E há o DeepMind do Google, que joga um jogo completamente diferente. Na verdade, o DeepMind possui modelos científicos básicos como AlphaFold e AlphaGenome, que os outros dois só podem chamar de ferramentas. A Plataforma Gemini para Ciência também reúne mais de 30 bancos de dados de ciências biológicas em um conjunto de habilidades.
O efeito líquido é que três estratégias de distribuição muito diferentes estão agora a competir pelo mesmo mercado de investigação científica: a Anthropic alargando-se com amplo acesso participativo, a OpenAI estreita e fechada à empresa, e a Google apoiando-se em modelos proprietários que mais ninguém possui. O modo como isso se desenrola pode ser um sinal precoce de como os fornecedores de IA competirão em outros setores especializados, como direito, finanças e engenharia, no futuro.
CloudScience está disponível em versão beta para todos no Pro, Max, Team e Enterprise.
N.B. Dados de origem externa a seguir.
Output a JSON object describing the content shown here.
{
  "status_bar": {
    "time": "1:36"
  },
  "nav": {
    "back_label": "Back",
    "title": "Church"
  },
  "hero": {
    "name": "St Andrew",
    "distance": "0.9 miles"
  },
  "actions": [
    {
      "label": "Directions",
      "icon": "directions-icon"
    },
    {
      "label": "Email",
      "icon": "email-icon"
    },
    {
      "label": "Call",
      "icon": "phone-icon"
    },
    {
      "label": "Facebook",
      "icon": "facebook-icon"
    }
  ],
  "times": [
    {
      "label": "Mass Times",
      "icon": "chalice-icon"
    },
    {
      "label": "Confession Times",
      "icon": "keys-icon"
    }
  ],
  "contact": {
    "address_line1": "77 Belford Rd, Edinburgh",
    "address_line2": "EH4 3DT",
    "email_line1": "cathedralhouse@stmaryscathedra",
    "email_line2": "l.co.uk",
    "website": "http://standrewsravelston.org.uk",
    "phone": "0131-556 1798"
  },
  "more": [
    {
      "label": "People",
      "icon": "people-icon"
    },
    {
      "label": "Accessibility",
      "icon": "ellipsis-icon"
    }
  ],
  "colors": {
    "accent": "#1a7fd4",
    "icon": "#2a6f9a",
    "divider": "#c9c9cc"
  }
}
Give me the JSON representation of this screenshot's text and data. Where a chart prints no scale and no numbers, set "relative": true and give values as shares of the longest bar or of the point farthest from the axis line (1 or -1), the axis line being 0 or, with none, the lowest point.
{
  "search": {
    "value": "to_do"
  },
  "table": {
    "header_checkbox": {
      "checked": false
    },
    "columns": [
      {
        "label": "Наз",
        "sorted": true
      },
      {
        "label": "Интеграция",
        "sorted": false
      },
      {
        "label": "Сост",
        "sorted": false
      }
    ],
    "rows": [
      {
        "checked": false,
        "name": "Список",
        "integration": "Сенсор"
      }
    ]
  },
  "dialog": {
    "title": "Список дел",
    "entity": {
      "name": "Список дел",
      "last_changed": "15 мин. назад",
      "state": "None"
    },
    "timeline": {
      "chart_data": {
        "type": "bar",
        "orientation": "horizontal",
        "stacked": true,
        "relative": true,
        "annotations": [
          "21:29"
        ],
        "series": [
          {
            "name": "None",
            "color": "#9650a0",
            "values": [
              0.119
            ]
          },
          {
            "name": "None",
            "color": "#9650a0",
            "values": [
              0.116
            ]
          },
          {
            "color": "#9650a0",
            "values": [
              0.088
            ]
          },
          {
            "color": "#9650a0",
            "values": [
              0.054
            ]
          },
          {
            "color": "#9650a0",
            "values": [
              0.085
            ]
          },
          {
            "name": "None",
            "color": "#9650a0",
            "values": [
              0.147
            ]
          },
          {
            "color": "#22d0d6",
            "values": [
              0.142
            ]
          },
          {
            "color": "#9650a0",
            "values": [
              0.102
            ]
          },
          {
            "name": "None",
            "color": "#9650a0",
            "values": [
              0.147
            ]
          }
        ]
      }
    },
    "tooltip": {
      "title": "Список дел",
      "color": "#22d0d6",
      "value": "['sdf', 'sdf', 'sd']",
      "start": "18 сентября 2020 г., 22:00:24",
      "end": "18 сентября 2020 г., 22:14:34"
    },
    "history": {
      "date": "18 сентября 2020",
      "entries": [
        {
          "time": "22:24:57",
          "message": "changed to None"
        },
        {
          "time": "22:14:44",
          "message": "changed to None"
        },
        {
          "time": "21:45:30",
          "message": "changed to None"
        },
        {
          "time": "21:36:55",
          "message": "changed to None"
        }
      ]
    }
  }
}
A Anthropic também nomeou a Novo Nordisk e o Allen Institute como estudos de caso de clientes, sugerindo que as organizações farmacêuticas já estão trabalhando com vários fornecedores de IA.
A Anthropic apoiará até 50 projetos Cloud Science, fornecendo até US$ 30.000 em créditos: “Estamos em busca de projetos de pós-doutorado e pós-graduação com foco principal nas áreas de pesquisa biomédica, explorando domínios e limites da ciência.